I don’t like re-wearing running clothes without a proper wash so I planned to bring enough for a fresh outfit each day. This included an assortment of t-shirts and tank tops, seven pairs of Oiselle Roga shorts, seven Nike classic sports bras, seven pairs of Injinji midweight mini-crew trail socks, underwear, extra long sleeve shirts and running pants, a selection of trucker hats, seven Buffs, and two pairs of gaiters.

I also packed pyjama shorts, a light pair of harem pants, loose fitting Lululemon pants, several RLAG tanks, Arc’teryx Cerium LT down jacket, and OOFOS sandals for after each day of running, as well as jeans and one summer dress (just in case) for before and after the week of racing.

For maintenance and recovery, I packed CEP calf sleeves, instant ice packs, KT tape and scissors, 2Toms anti-blister/chafing roll on, icy cold gel, multi-vitamins, and a light knee brace (which I luckily didn’t need to use).

The most important part of my recovery, however, was nutrition. As a vegetarian, this can sometimes be tricky especially when visiting foreign countries. To ensure I got enough protein, I put a shaker cup and a Vega One protein powder packet in my dropbag for the end of each stage. After crossing the finish line, I made a shake with water and drank it while I stretched on the ground. There was also a quinoa salad booth every day at the finish line which was amazing.

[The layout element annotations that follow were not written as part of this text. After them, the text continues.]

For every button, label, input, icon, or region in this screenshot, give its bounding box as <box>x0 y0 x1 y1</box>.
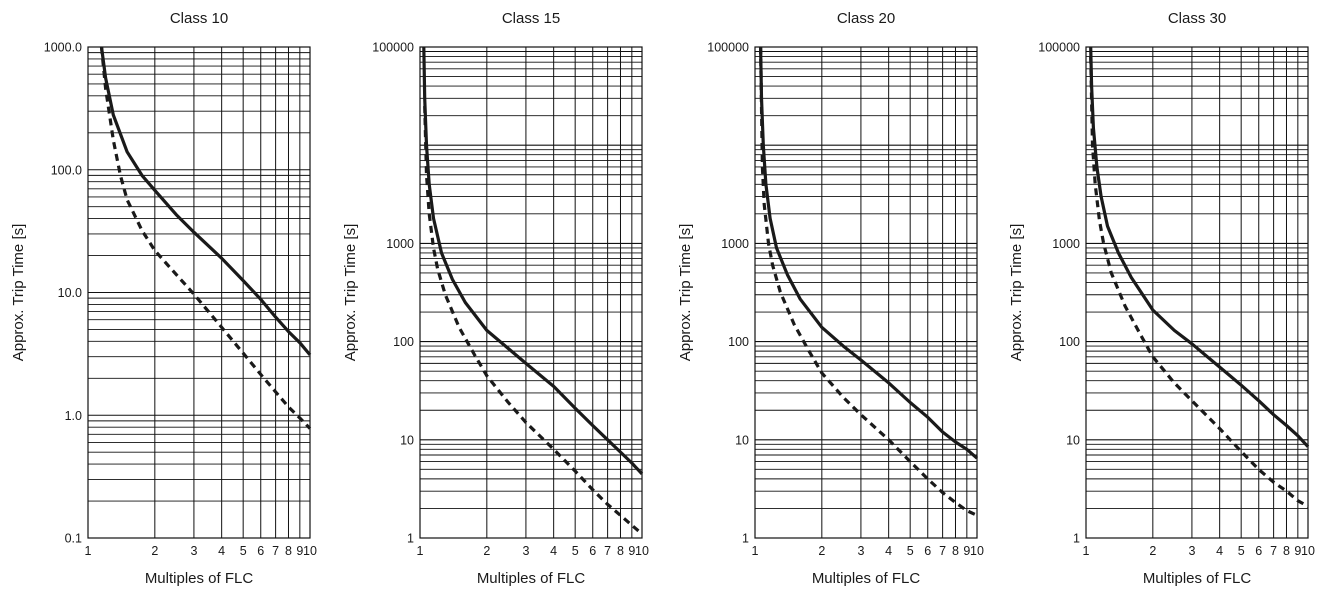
chart-panel-1: Class 10 1 2 3 4 5 6 7 8 9 10 0.1 1.0 10.0 100.0 1000.0… <box>10 10 317 587</box>
y-tick-label: 1 <box>407 532 414 546</box>
x-tick-label: 1 <box>1083 544 1090 558</box>
y-axis-title: Approx. Trip Time [s] <box>342 224 359 362</box>
solid-trip-curve <box>422 46 644 475</box>
y-tick-label: 100000 <box>1038 41 1080 55</box>
y-tick-label: 100.0 <box>51 163 82 177</box>
dashed-trip-curve <box>423 106 644 536</box>
solid-trip-curve <box>1089 46 1310 448</box>
x-tick-label: 2 <box>151 544 158 558</box>
x-tick-label: 9 <box>1294 544 1301 558</box>
x-axis-title: Multiples of FLC <box>145 570 254 587</box>
y-gridlines <box>1086 51 1308 539</box>
y-tick-label: 10 <box>735 433 749 447</box>
x-tick-label: 2 <box>1149 544 1156 558</box>
x-tick-label: 2 <box>483 544 490 558</box>
y-tick-label: 100 <box>393 335 414 349</box>
x-tick-label: 8 <box>952 544 959 558</box>
chart-title: Class 15 <box>502 10 560 27</box>
x-tick-label: 8 <box>1283 544 1290 558</box>
x-tick-label: 10 <box>970 544 984 558</box>
y-gridlines <box>420 51 642 539</box>
x-tick-label: 8 <box>285 544 292 558</box>
y-gridlines <box>755 51 977 539</box>
y-tick-label: 1 <box>1073 532 1080 546</box>
x-tick-label: 4 <box>1216 544 1223 558</box>
x-tick-label: 1 <box>417 544 424 558</box>
x-tick-label: 3 <box>522 544 529 558</box>
y-tick-label: 1000 <box>721 237 749 251</box>
x-tick-label: 3 <box>190 544 197 558</box>
y-tick-label: 1.0 <box>65 409 82 423</box>
y-tick-label: 100000 <box>707 41 749 55</box>
y-tick-label: 0.1 <box>65 532 82 546</box>
y-axis-title: Approx. Trip Time [s] <box>10 224 27 362</box>
plot-frame <box>87 46 311 539</box>
x-tick-label: 5 <box>907 544 914 558</box>
solid-trip-curve <box>759 46 979 460</box>
x-gridlines <box>1085 47 1309 538</box>
x-axis-title: Multiples of FLC <box>477 570 586 587</box>
chart-title: Class 10 <box>170 10 228 27</box>
x-tick-label: 8 <box>617 544 624 558</box>
x-tick-label: 7 <box>272 544 279 558</box>
chart-panel-3: Class 201 2 3 4 5 6 7 8 9 101101001000100000Multi… <box>677 10 984 587</box>
x-tick-label: 3 <box>1188 544 1195 558</box>
y-tick-label: 1000 <box>386 237 414 251</box>
x-tick-label: 6 <box>924 544 931 558</box>
y-tick-label: 100 <box>728 335 749 349</box>
chart-panel-4: Class 301 2 3 4 5 6 7 8 9 101101001000100000Multi… <box>1008 10 1315 587</box>
x-tick-label: 6 <box>1255 544 1262 558</box>
x-tick-label: 3 <box>857 544 864 558</box>
chart-panel-2: Class 151 2 3 4 5 6 7 8 9 101101001000100000Multi… <box>342 10 649 587</box>
x-tick-label: 5 <box>240 544 247 558</box>
x-tick-label: 10 <box>303 544 317 558</box>
x-tick-label: 10 <box>635 544 649 558</box>
x-tick-label: 4 <box>550 544 557 558</box>
x-tick-label: 7 <box>1270 544 1277 558</box>
x-tick-label: 5 <box>572 544 579 558</box>
y-axis-title: Approx. Trip Time [s] <box>677 224 694 362</box>
x-tick-label: 9 <box>963 544 970 558</box>
chart-title: Class 30 <box>1168 10 1226 27</box>
x-tick-label: 9 <box>296 544 303 558</box>
y-axis-title: Approx. Trip Time [s] <box>1008 224 1025 362</box>
plot-frame <box>419 46 643 539</box>
x-tick-label: 5 <box>1238 544 1245 558</box>
y-tick-label: 10 <box>1066 433 1080 447</box>
plot-frame <box>1085 46 1309 539</box>
x-tick-label: 1 <box>752 544 759 558</box>
x-gridlines <box>419 47 643 538</box>
plot-frame <box>754 46 978 539</box>
y-gridlines <box>88 52 310 539</box>
x-tick-label: 4 <box>218 544 225 558</box>
y-tick-label: 100 <box>1059 335 1080 349</box>
x-tick-label: 2 <box>818 544 825 558</box>
y-tick-label: 1000 <box>1052 237 1080 251</box>
x-tick-label: 9 <box>628 544 635 558</box>
y-tick-label: 1 <box>742 532 749 546</box>
x-tick-label: 6 <box>589 544 596 558</box>
chart-title: Class 20 <box>837 10 895 27</box>
x-tick-label: 7 <box>604 544 611 558</box>
x-axis-title: Multiples of FLC <box>812 570 921 587</box>
x-tick-label: 4 <box>885 544 892 558</box>
dashed-trip-curve <box>99 46 312 430</box>
dashed-trip-curve <box>1089 56 1309 508</box>
x-gridlines <box>754 47 978 538</box>
dashed-trip-curve <box>759 46 978 517</box>
x-tick-label: 6 <box>257 544 264 558</box>
solid-trip-curve <box>99 46 312 356</box>
x-tick-label: 1 <box>85 544 92 558</box>
y-tick-label: 1000.0 <box>44 41 82 55</box>
x-axis-title: Multiples of FLC <box>1143 570 1252 587</box>
y-tick-label: 10.0 <box>58 286 82 300</box>
x-tick-label: 10 <box>1301 544 1315 558</box>
x-tick-label: 7 <box>939 544 946 558</box>
y-tick-label: 100000 <box>372 41 414 55</box>
y-tick-label: 10 <box>400 433 414 447</box>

The hotels we stayed at provided breakfast and the race put on a pasta party each night for dinner. I couldn’t take any chances on what would be served so I brought back up camping meals (AlpineAire and Backpacker’s Pantry) just in case. I didn’t end up using any of the breakfast meals since the hotels’ spreads all included cereal, bread, fruit, pastries, and juice. I didn’t attend many of the pasta dinners since they were lacking in vegetables and vegetarian protein so I did eat a couple of the dinners I brought and they were pretty delicious. I also ended up eating a few dinners at the hotel restaurants.

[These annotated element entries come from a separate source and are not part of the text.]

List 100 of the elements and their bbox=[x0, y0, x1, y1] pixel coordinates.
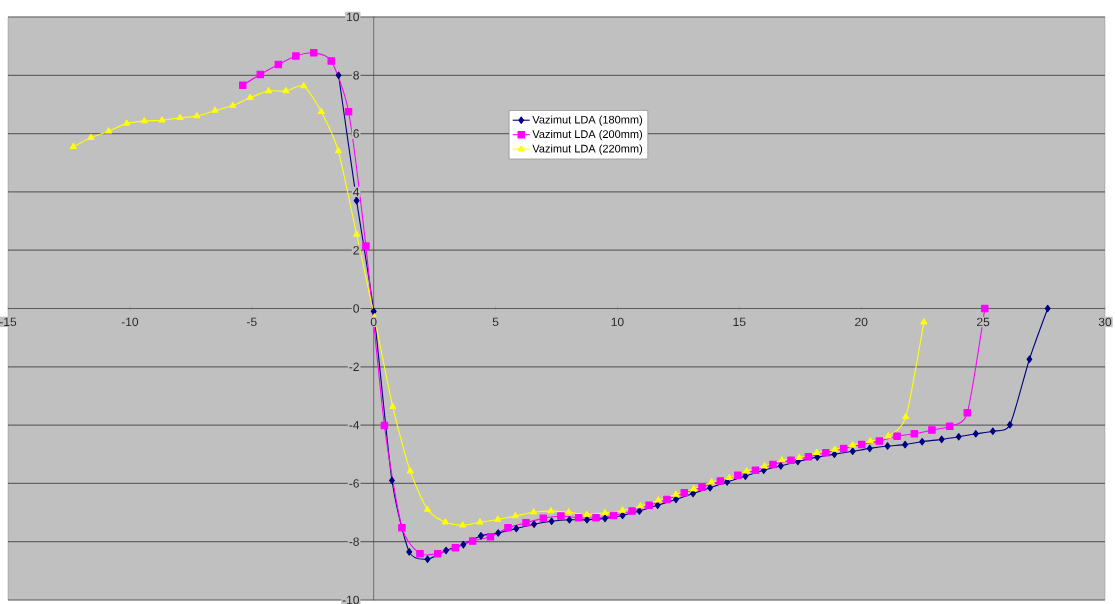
point bbox=[902, 412, 910, 420]
point bbox=[945, 422, 954, 430]
point bbox=[416, 549, 424, 558]
point bbox=[123, 119, 131, 126]
point bbox=[1026, 355, 1033, 363]
point bbox=[140, 117, 148, 124]
point bbox=[335, 71, 342, 80]
point bbox=[777, 462, 784, 470]
point bbox=[734, 471, 742, 479]
x-tick-label: 25 bbox=[977, 317, 990, 327]
point bbox=[176, 113, 184, 121]
point bbox=[849, 441, 857, 448]
point bbox=[708, 478, 716, 485]
point bbox=[434, 549, 442, 558]
point bbox=[389, 402, 397, 409]
point bbox=[884, 432, 892, 439]
y-tick-label: -8 bbox=[349, 537, 359, 546]
point bbox=[690, 484, 698, 492]
point bbox=[972, 430, 979, 438]
point bbox=[778, 456, 786, 463]
point bbox=[680, 488, 688, 497]
point bbox=[725, 473, 733, 481]
point bbox=[344, 107, 353, 116]
point bbox=[566, 516, 573, 524]
point bbox=[282, 87, 290, 94]
point bbox=[557, 512, 565, 520]
point bbox=[494, 515, 502, 522]
point bbox=[839, 444, 848, 453]
point bbox=[849, 447, 856, 456]
point bbox=[831, 450, 838, 458]
point bbox=[698, 483, 706, 491]
y-tick-label: 10 bbox=[347, 12, 360, 22]
point bbox=[619, 511, 626, 520]
y-tick-label: 6 bbox=[353, 129, 359, 138]
point bbox=[451, 544, 460, 552]
point bbox=[105, 127, 113, 134]
x-tick-label: 10 bbox=[611, 317, 624, 327]
point bbox=[406, 467, 414, 474]
point bbox=[256, 70, 265, 79]
point bbox=[601, 508, 609, 516]
point bbox=[760, 462, 768, 469]
point bbox=[636, 507, 643, 515]
point bbox=[424, 555, 431, 563]
point bbox=[919, 437, 926, 446]
y-tick-label: -6 bbox=[349, 479, 359, 488]
point bbox=[476, 518, 484, 525]
point bbox=[522, 518, 530, 527]
point bbox=[574, 514, 583, 522]
x-tick-label: 5 bbox=[492, 317, 499, 327]
point bbox=[370, 307, 377, 316]
point bbox=[309, 49, 318, 57]
point bbox=[583, 510, 591, 517]
point bbox=[813, 448, 821, 456]
point bbox=[317, 107, 325, 114]
x-tick-label: -5 bbox=[246, 317, 257, 327]
point bbox=[193, 112, 201, 119]
point bbox=[504, 523, 512, 532]
point bbox=[511, 512, 519, 519]
point bbox=[619, 506, 627, 513]
point bbox=[672, 490, 680, 497]
point bbox=[158, 116, 166, 123]
point bbox=[353, 196, 360, 205]
point bbox=[246, 93, 254, 100]
point bbox=[547, 507, 555, 514]
point bbox=[893, 432, 901, 440]
point bbox=[707, 484, 714, 492]
point bbox=[628, 507, 636, 515]
point bbox=[441, 518, 449, 525]
y-tick-label: -4 bbox=[349, 420, 360, 430]
point bbox=[300, 82, 308, 89]
point bbox=[938, 435, 945, 444]
point bbox=[955, 432, 962, 441]
point bbox=[406, 548, 413, 556]
point bbox=[292, 52, 300, 60]
y-tick-label: 8 bbox=[353, 71, 359, 80]
point bbox=[513, 524, 520, 533]
point bbox=[362, 242, 370, 250]
point bbox=[424, 505, 432, 512]
point bbox=[584, 516, 590, 524]
point bbox=[1044, 304, 1051, 313]
y-tick-label: -10 bbox=[342, 595, 360, 604]
point bbox=[636, 502, 644, 509]
x-tick-label: -15 bbox=[0, 317, 17, 327]
point bbox=[477, 532, 484, 540]
point bbox=[1006, 421, 1013, 429]
point bbox=[963, 409, 972, 417]
point bbox=[884, 442, 891, 450]
point bbox=[265, 87, 273, 94]
point bbox=[548, 517, 555, 526]
point bbox=[239, 81, 247, 89]
x-tick-label: -10 bbox=[121, 317, 139, 327]
x-tick-label: 20 bbox=[855, 317, 868, 327]
point bbox=[831, 445, 839, 452]
point bbox=[716, 477, 725, 485]
x-tick-label: 15 bbox=[733, 317, 746, 327]
point bbox=[822, 449, 830, 457]
legend-label: Vazimut LDA (200mm) bbox=[532, 129, 643, 141]
legend-label: Vazimut LDA (220mm) bbox=[532, 144, 643, 155]
point bbox=[460, 540, 467, 549]
point bbox=[69, 142, 77, 149]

I packed a bag of electronics including travel adapters, iPhone charger, watch charger, GoPro charger and extra batteries, power banks, and headphones, as well as the usual toiletries, nail clippers, and a large ziplock bag for dirty laundry. And last but not least, I made sure not to forget my Euros and passport.

In the end I used most of the gear I brought except for my backup Olympus 1.5s, a couple pairs of running pants (since the weather was great), a pair of jeans, and the summer dress I brought just in case I needed to dress up a bit. However, I did bring WAY too much food. But hey, it’s better to have it and not need it than to need it and not have it … right!?